Polen und die Ukraine protestieren
Der große Verlierer dieses Abkommens ist zweifellos die Regierung in Kiew, für die das eingetreten ist, was sie seit mehreren Jahren befürchtet hat: ein erheblicher Verlust an Einnahmen aus den Gastransitgebühren (rund 3 Milliarden Dollar pro Jahr). Ohne diese Einnahmen wird die Ukraine große Schwierigkeiten haben, ihr über 33.000 km langes Gasnetz zu unterhalten, um nach 2024 neue Transitverträge abschließen zu können.

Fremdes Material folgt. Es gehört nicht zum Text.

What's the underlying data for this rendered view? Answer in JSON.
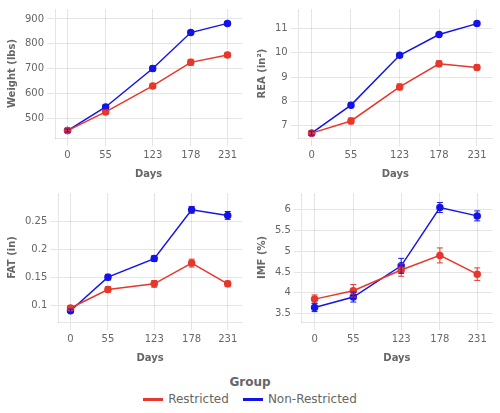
{
  "chart_data": [
    {
      "type": "line",
      "xlabel": "Days",
      "ylabel": "Weight (lbs)",
      "x": [
        0,
        55,
        123,
        178,
        231
      ],
      "xlim": [
        -18,
        252
      ],
      "xticks": [
        0,
        55,
        123,
        178,
        231
      ],
      "ylim": [
        420,
        940
      ],
      "yticks": [
        500,
        600,
        700,
        800,
        900
      ],
      "grid": true,
      "marker": "circle",
      "series": [
        {
          "name": "Restricted",
          "color": "#e8372c",
          "values": [
            450,
            525,
            630,
            725,
            755
          ],
          "errors": [
            6,
            8,
            10,
            12,
            10
          ]
        },
        {
          "name": "Non-Restricted",
          "color": "#1414e8",
          "values": [
            450,
            545,
            700,
            845,
            882
          ],
          "errors": [
            6,
            8,
            10,
            8,
            8
          ]
        }
      ]
    },
    {
      "type": "line",
      "xlabel": "Days",
      "ylabel": "REA (in²)",
      "x": [
        0,
        55,
        123,
        178,
        231
      ],
      "xlim": [
        -18,
        252
      ],
      "xticks": [
        0,
        55,
        123,
        178,
        231
      ],
      "ylim": [
        6.5,
        11.8
      ],
      "yticks": [
        7,
        8,
        9,
        10,
        11
      ],
      "grid": true,
      "marker": "circle",
      "series": [
        {
          "name": "Restricted",
          "color": "#e8372c",
          "values": [
            6.7,
            7.2,
            8.6,
            9.55,
            9.4
          ],
          "errors": [
            0.08,
            0.12,
            0.12,
            0.12,
            0.1
          ]
        },
        {
          "name": "Non-Restricted",
          "color": "#1414e8",
          "values": [
            6.7,
            7.85,
            9.9,
            10.75,
            11.2
          ],
          "errors": [
            0.08,
            0.1,
            0.08,
            0.08,
            0.08
          ]
        }
      ]
    },
    {
      "type": "line",
      "xlabel": "Days",
      "ylabel": "FAT (in)",
      "x": [
        0,
        55,
        123,
        178,
        231
      ],
      "xlim": [
        -18,
        252
      ],
      "xticks": [
        0,
        55,
        123,
        178,
        231
      ],
      "ylim": [
        0.07,
        0.3
      ],
      "yticks": [
        0.1,
        0.15,
        0.2,
        0.25
      ],
      "grid": true,
      "marker": "circle",
      "series": [
        {
          "name": "Restricted",
          "color": "#e8372c",
          "values": [
            0.095,
            0.128,
            0.138,
            0.175,
            0.138
          ],
          "errors": [
            0.004,
            0.005,
            0.006,
            0.007,
            0.005
          ]
        },
        {
          "name": "Non-Restricted",
          "color": "#1414e8",
          "values": [
            0.09,
            0.15,
            0.183,
            0.27,
            0.26
          ],
          "errors": [
            0.003,
            0.005,
            0.005,
            0.006,
            0.007
          ]
        }
      ]
    },
    {
      "type": "line",
      "xlabel": "Days",
      "ylabel": "IMF (%)",
      "x": [
        0,
        55,
        123,
        178,
        231
      ],
      "xlim": [
        -18,
        252
      ],
      "xticks": [
        0,
        55,
        123,
        178,
        231
      ],
      "ylim": [
        3.3,
        6.4
      ],
      "yticks": [
        3.5,
        4,
        4.5,
        5,
        5.5,
        6
      ],
      "grid": true,
      "marker": "circle",
      "series": [
        {
          "name": "Restricted",
          "color": "#e8372c",
          "values": [
            3.85,
            4.05,
            4.55,
            4.9,
            4.45
          ],
          "errors": [
            0.1,
            0.15,
            0.15,
            0.18,
            0.15
          ]
        },
        {
          "name": "Non-Restricted",
          "color": "#1414e8",
          "values": [
            3.65,
            3.9,
            4.65,
            6.05,
            5.85
          ],
          "errors": [
            0.1,
            0.12,
            0.18,
            0.12,
            0.12
          ]
        }
      ]
    }
  ],
  "legend": "bottom",
  "legend_title": "Group"
}
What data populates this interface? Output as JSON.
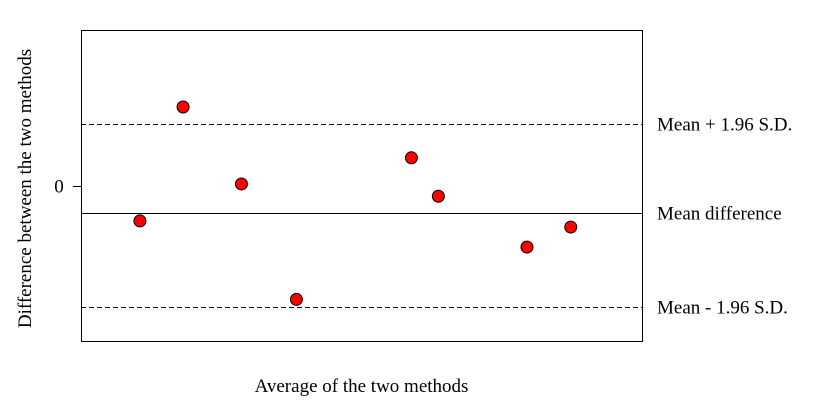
{
  "chart_data": {
    "type": "scatter",
    "title": "",
    "xlabel": "Average of the two methods",
    "ylabel": "Difference between the two methods",
    "x_ticks_shown": false,
    "y_tick_labels": [
      "0"
    ],
    "grid": false,
    "legend": "none",
    "xlim": [
      0,
      100
    ],
    "ylim": [
      -5.05,
      5.05
    ],
    "points": [
      {
        "x": 10.5,
        "y": -1.15
      },
      {
        "x": 18.2,
        "y": 2.55
      },
      {
        "x": 28.6,
        "y": 0.05
      },
      {
        "x": 38.4,
        "y": -3.7
      },
      {
        "x": 58.9,
        "y": 0.9
      },
      {
        "x": 63.7,
        "y": -0.35
      },
      {
        "x": 79.5,
        "y": -2.0
      },
      {
        "x": 87.3,
        "y": -1.35
      }
    ],
    "reference_lines": [
      {
        "label": "Mean + 1.96 S.D.",
        "y": 2.0,
        "style": "dashed"
      },
      {
        "label": "Mean difference",
        "y": -0.9,
        "style": "solid"
      },
      {
        "label": "Mean - 1.96 S.D.",
        "y": -3.95,
        "style": "dashed"
      }
    ],
    "point_color": "#ff0000",
    "point_edge_color": "#000000"
  }
}
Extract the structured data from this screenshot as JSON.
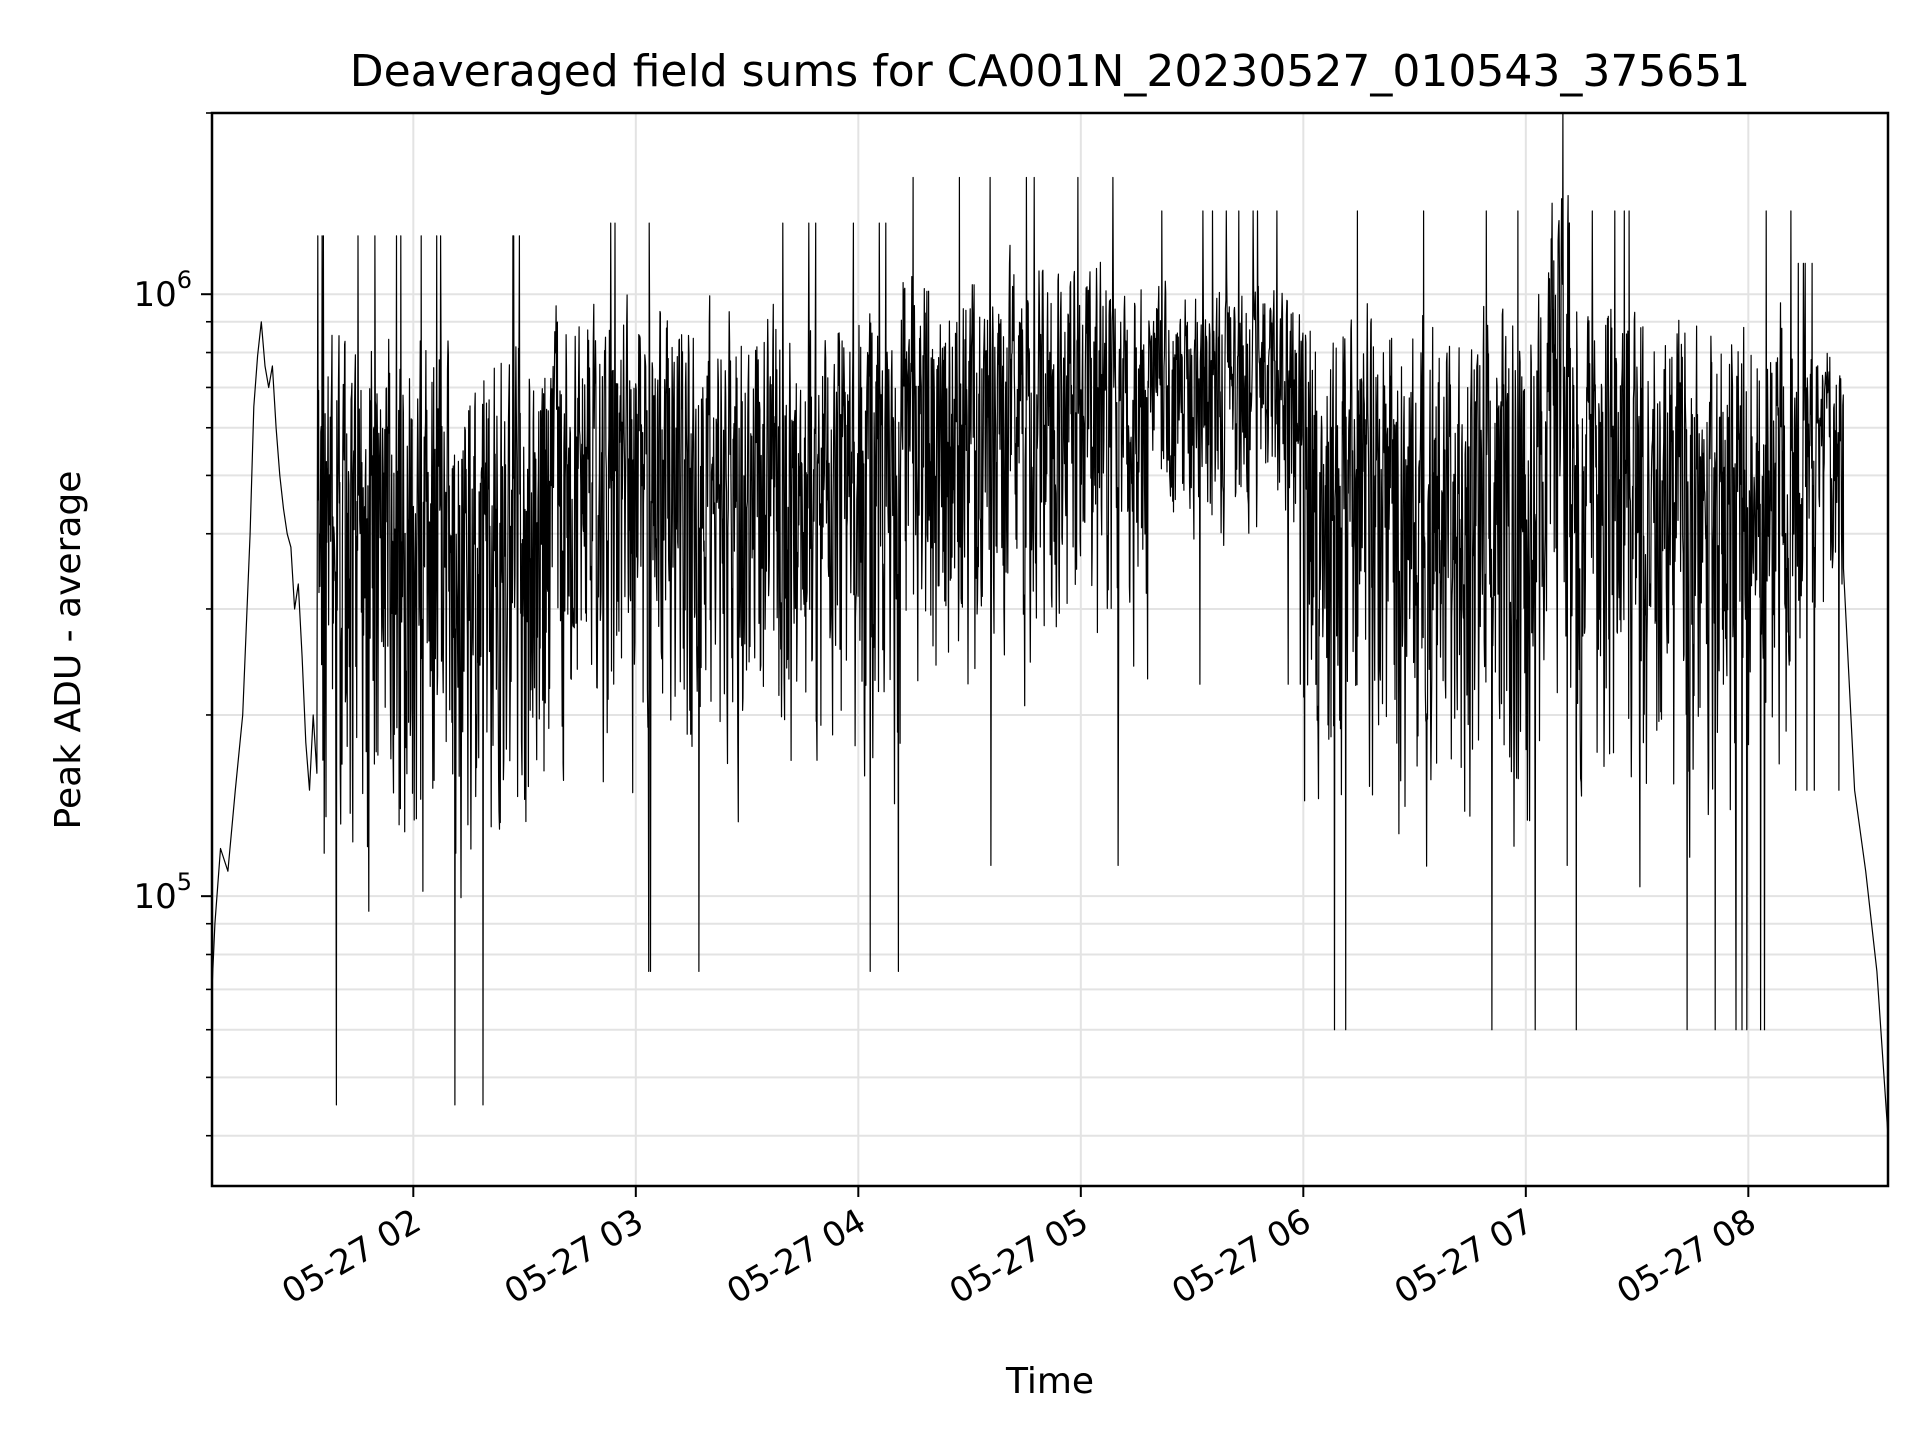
{
  "chart_data": {
    "type": "line",
    "title": "Deaveraged field sums for CA001N_20230527_010543_375651",
    "xlabel": "Time",
    "ylabel": "Peak ADU - average",
    "y_scale": "log",
    "ylim": [
      33000,
      2000000
    ],
    "y_major_ticks": [
      {
        "value": 100000,
        "base": "10",
        "exp": "5"
      },
      {
        "value": 1000000,
        "base": "10",
        "exp": "6"
      }
    ],
    "y_minor_ticks": [
      40000,
      50000,
      60000,
      70000,
      80000,
      90000,
      200000,
      300000,
      400000,
      500000,
      600000,
      700000,
      800000,
      900000,
      2000000
    ],
    "xlim": [
      "2023-05-27 01:05:43",
      "2023-05-27 08:37:40"
    ],
    "x_ticks": [
      {
        "time": "2023-05-27 02:00",
        "label": "05-27 02"
      },
      {
        "time": "2023-05-27 03:00",
        "label": "05-27 03"
      },
      {
        "time": "2023-05-27 04:00",
        "label": "05-27 04"
      },
      {
        "time": "2023-05-27 05:00",
        "label": "05-27 05"
      },
      {
        "time": "2023-05-27 06:00",
        "label": "05-27 06"
      },
      {
        "time": "2023-05-27 07:00",
        "label": "05-27 07"
      },
      {
        "time": "2023-05-27 08:00",
        "label": "05-27 08"
      }
    ],
    "grid": true,
    "line_color": "#000000",
    "series": [
      {
        "points": [
          {
            "x": "2023-05-27 01:05:43",
            "y": 70000
          },
          {
            "x": "2023-05-27 01:06:30",
            "y": 90000
          },
          {
            "x": "2023-05-27 01:08:00",
            "y": 120000
          },
          {
            "x": "2023-05-27 01:10:00",
            "y": 110000
          },
          {
            "x": "2023-05-27 01:12:00",
            "y": 150000
          },
          {
            "x": "2023-05-27 01:14:00",
            "y": 200000
          },
          {
            "x": "2023-05-27 01:16:00",
            "y": 400000
          },
          {
            "x": "2023-05-27 01:17:00",
            "y": 650000
          },
          {
            "x": "2023-05-27 01:18:00",
            "y": 790000
          },
          {
            "x": "2023-05-27 01:19:00",
            "y": 900000
          },
          {
            "x": "2023-05-27 01:20:00",
            "y": 760000
          },
          {
            "x": "2023-05-27 01:21:00",
            "y": 700000
          },
          {
            "x": "2023-05-27 01:22:00",
            "y": 760000
          },
          {
            "x": "2023-05-27 01:23:00",
            "y": 600000
          },
          {
            "x": "2023-05-27 01:24:00",
            "y": 500000
          },
          {
            "x": "2023-05-27 01:25:00",
            "y": 440000
          },
          {
            "x": "2023-05-27 01:26:00",
            "y": 400000
          },
          {
            "x": "2023-05-27 01:27:00",
            "y": 380000
          },
          {
            "x": "2023-05-27 01:28:00",
            "y": 300000
          },
          {
            "x": "2023-05-27 01:29:00",
            "y": 330000
          },
          {
            "x": "2023-05-27 01:30:00",
            "y": 250000
          },
          {
            "x": "2023-05-27 01:31:00",
            "y": 180000
          },
          {
            "x": "2023-05-27 01:32:00",
            "y": 150000
          },
          {
            "x": "2023-05-27 01:33:00",
            "y": 200000
          },
          {
            "x": "2023-05-27 01:34:00",
            "y": 160000
          }
        ]
      }
    ]
  }
}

Dieser wirtschaftliche Schlag – der nur durch verstärkte chinesische Investitionen in der Ukraine abgemildert werden kann – ist umso schwerwiegender, als die Instandhaltung des ukrainischen Netzes ohne die Hilfe und das Know-how der deutschen Ingenieure nicht möglich ist.
Der Abschluss des Gasprojekts scheint auch das Ende eines Zyklus in den Beziehungen zwischen Kiew und Moskau zu kennzeichnen – Russland beabsichtigt, dreißig Jahre nicht rückzahlbarer Subventionen zu beenden, die der Ukraine (durch günstige Gaspreise) gewährt wurden, die trotz der von Russland angebotenen Miete seit 2004 zunehmend an einer Annäherung an den Westen interessiert ist und 2006 und 2009 beschuldigt wurde, durch ihr Gebiet geleitetes Gas abzuzapfen. Die Durchleitung von russischem Gas durch die Ostsee ist Teil dieser einseitigen Beziehung zwischen Moskau und Kiew und entspricht dem Wunsch Russlands, seine Transportkosten zu senken.
Die Biden-Merkel-Vereinbarung enthält zwei Punkte, die den Schmerz Kiews lindern sollen. Erstens die Zusage Deutschlands, Sanktionen gegen Russland zu verhängen, falls dieses die Gasfrage als politisches Druckmittel einsetzen sollte. In Anbetracht dessen, was für Deutschland auf dem Spiel steht, scheint dieses Engagement ohne jede Substanz zu sein. Zweitens: finanzielle Unterstützung für die Energiewende in der Ukraine. Eine Verpflichtung, an der selbst die Kiewer Eliten wenig Interesse zeigen, denn die Summen sind geringer als das, was die Ukraine verliert, wenn ihre Gastransitverträge nicht verlängert werden.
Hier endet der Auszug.